TEGUCIGALPA, Honduras -- (AP) -- The Honduran government announced
Thursday that it was investigating four generals for allegedly
diverting $100 million
from military budgets during a 14-year period.
The investigation involves Gens. Humberto Regalado Hernandez,
Anulfo Cantarero
Lopez, Luis Alonso Discua Elvir and Mario Hung Pacheco, each
of whom acted
as commander-in-chief of the armed forces at different times
between 1985 and
1999.
Honduran Controller General Vera Rubi said in a news conference
that the results
of the investigation should be released soon.
The annual budget for the Honduran military is about $55 million.
Between 1980
and 1989, however, the armed forces received more than $1 billion
from the United
States to arm and finance the activities of about 14,000 Nicaraguan
``contra''
rebels and their families who established camps on the Honduran
side of the
border.
The ``contras'' were demobilized and repatriated in April 1990.
A preliminary investigation has revealed that about $100 million
cannot be
accounted for during the 14-year period from 1985-99, Rubi said.
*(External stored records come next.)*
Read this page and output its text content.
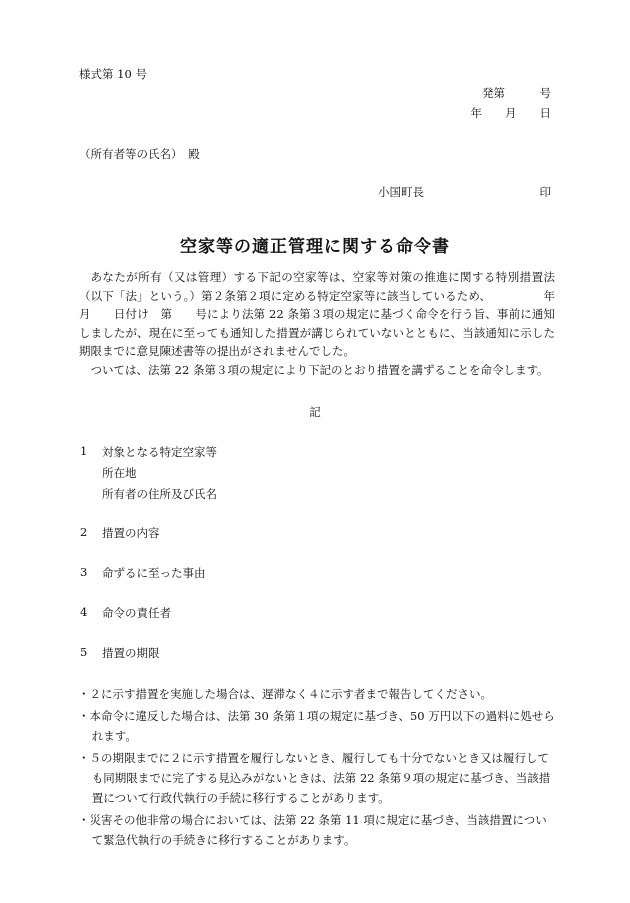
様式第 10 号
発第　　　号
年　　月　　日
（所有者等の氏名）　殿
小国町長	印
空家等の適正管理に関する命令書

あなたが所有（又は管理）する下記の空家等は、空家等対策の推進に関する特別措置法（以下「法」という。）第２条第２項に定める特定空家等に該当しているため、　　　　　年　　月　　日付け　第　　号により法第 22 条第３項の規定に基づく命令を行う旨、事前に通知しましたが、現在に至っても通知した措置が講じられていないとともに、当該通知に示した期限までに意見陳述書等の提出がされませんでした。

ついては、法第 22 条第３項の規定により下記のとおり措置を講ずることを命令します。

記
1 対象となる特定空家等
所在地
所有者の住所及び氏名
2 措置の内容
3 命ずるに至った事由
4 命令の責任者
5 措置の期限

・２に示す措置を実施した場合は、遅滞なく４に示す者まで報告してください。

・本命令に違反した場合は、法第 30 条第１項の規定に基づき、50 万円以下の過料に処せられます。

・５の期限までに２に示す措置を履行しないとき、履行しても十分でないとき又は履行しても同期限までに完了する見込みがないときは、法第 22 条第９項の規定に基づき、当該措置について行政代執行の手続に移行することがあります。

・災害その他非常の場合においては、法第 22 条第 11 項に規定に基づき、当該措置について緊急代執行の手続きに移行することがあります。
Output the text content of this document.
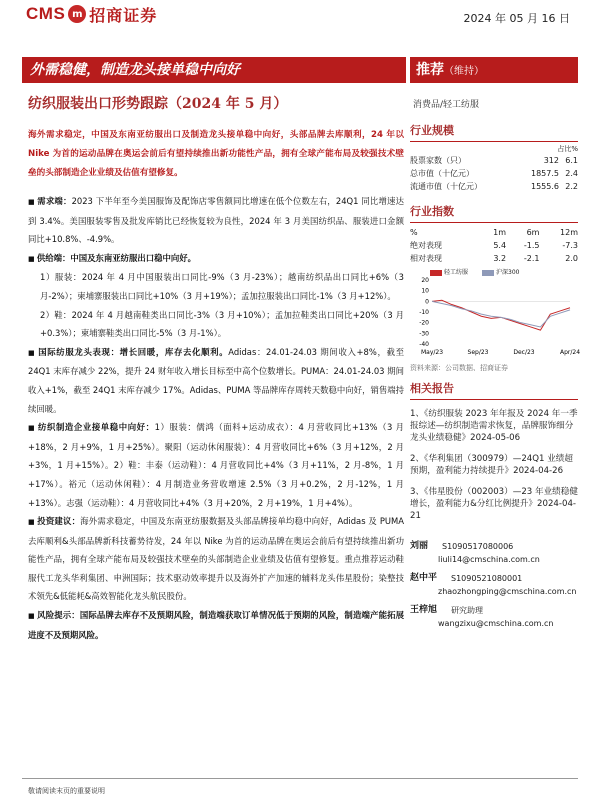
CMS m 招商证券	2024 年 05 月 16 日
外需稳健，制造龙头接单稳中向好	推荐（维持）
纺织服装出口形势跟踪（2024 年 5 月）	消费品/轻工纺服
海外需求稳定，中国及东南亚纺服出口及制造龙头接单稳中向好，头部品牌去库顺利，24 年以 Nike 为首的运动品牌在奥运会前后有望持续推出新功能性产品，拥有全球产能布局及较强技术壁垒的头部制造企业业绩及估值有望修复。

■ 需求端：2023 下半年至今美国服饰及配饰店零售额同比增速在低个位数左右，24Q1 同比增速达到 3.4%。美国服装零售及批发库销比已经恢复较为良性，2024 年 3 月美国纺织品、服装进口金额同比+10.8%、-4.9%。

■ 供给端：中国及东南亚纺服出口稳中向好。

1）服装：2024 年 4 月中国服装出口同比-9%（3 月-23%）；越南纺织品出口同比+6%（3 月-2%）；柬埔寨服装出口同比+10%（3 月+19%）；孟加拉服装出口同比-1%（3 月+12%）。

2）鞋：2024 年 4 月越南鞋类出口同比-3%（3 月+10%）；孟加拉鞋类出口同比+20%（3 月+0.3%）；柬埔寨鞋类出口同比-5%（3 月-1%）。

■ 国际纺服龙头表现：增长回暖，库存去化顺利。Adidas：24.01-24.03 期间收入+8%，截至 24Q1 末库存减少 22%，提升 24 财年收入增长目标至中高个位数增长。PUMA：24.01-24.03 期间收入+1%，截至 24Q1 末库存减少 17%。Adidas、PUMA 等品牌库存周转天数稳中向好，销售端持续回暖。

■ 纺织制造企业接单稳中向好：1）服装：儒鸿（面料+运动成衣）：4 月营收同比+13%（3 月+18%，2 月+9%，1 月+25%）。聚阳（运动休闲服装）：4 月营收同比+6%（3 月+12%，2 月+3%，1 月+15%）。2）鞋：丰泰（运动鞋）：4 月营收同比+4%（3 月+11%，2 月-8%，1 月+17%）。裕元（运动休闲鞋）：4 月制造业务营收增速 2.5%（3 月+0.2%，2 月-12%，1 月+13%）。志强（运动鞋）：4 月营收同比+4%（3 月+20%，2 月+19%，1 月+4%）。

■ 投资建议：海外需求稳定，中国及东南亚纺服数据及头部品牌接单均稳中向好，Adidas 及 PUMA 去库顺利&头部品牌新科技蓄势待发，24 年以 Nike 为首的运动品牌在奥运会前后有望持续推出新功能性产品，拥有全球产能布局及较强技术壁垒的头部制造企业业绩及估值有望修复。重点推荐运动鞋服代工龙头华利集团、申洲国际；技术驱动效率提升以及海外扩产加速的辅料龙头伟星股份；染整技术领先&低能耗&高效智能化龙头航民股份。

■ 风险提示：国际品牌去库存不及预期风险，制造端获取订单情况低于预期的风险，制造端产能拓展进度不及预期风险。

行业规模
占比%
股票家数（只）	312	6.1
总市值（十亿元）	1857.5	2.4
流通市值（十亿元）	1555.6	2.2
行业指数
%	1m	6m	12m
绝对表现	5.4	-1.5	-7.3
相对表现	3.2	-2.1	2.0
轻工纺服	沪深300
20
10
0
-10
-20
-30
-40
May/23	Sep/23	Dec/23	Apr/24
资料来源：公司数据、招商证券
相关报告
1、《纺织服装 2023 年年报及 2024 年一季报综述—纺织制造需求恢复，品牌服饰细分龙头业绩稳健》2024-05-06
2、《华利集团（300979）—24Q1 业绩超预期，盈利能力持续提升》2024-04-26
3、《伟星股份（002003）—23 年业绩稳健增长，盈利能力&分红比例提升》2024-04-21
刘丽 S1090517080006
liuli14@cmschina.com.cn
赵中平 S1090521080001
zhaozhongping@cmschina.com.cn
王梓旭 研究助理
wangzixu@cmschina.com.cn
敬请阅读末页的重要说明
Regalado Hernandez was chief of the armed forces from 1986 to
1990. He was
replaced by Cantarero Lopez, who was in power for only 11 months
before being
overthrown. Discua Elvir was in charge from 1990 to 1995, when
he became an
alternate ambassador at the United Nations. Pacheco was the last
commander-in-chief, serving from 1995 to 1999, when control of
the army was
turned over to a civilian president.
In January 1999, the Honduran government ended decades of military
dominance
by ratifying constitutional reforms that eliminate the position
of
commander-in-chief of the army and disbanded the Superior Council,
the top
military body.
The current role of the armed forces is to fight drug and arms
trafficking, terrorism,
illiteracy and destruction of the environment.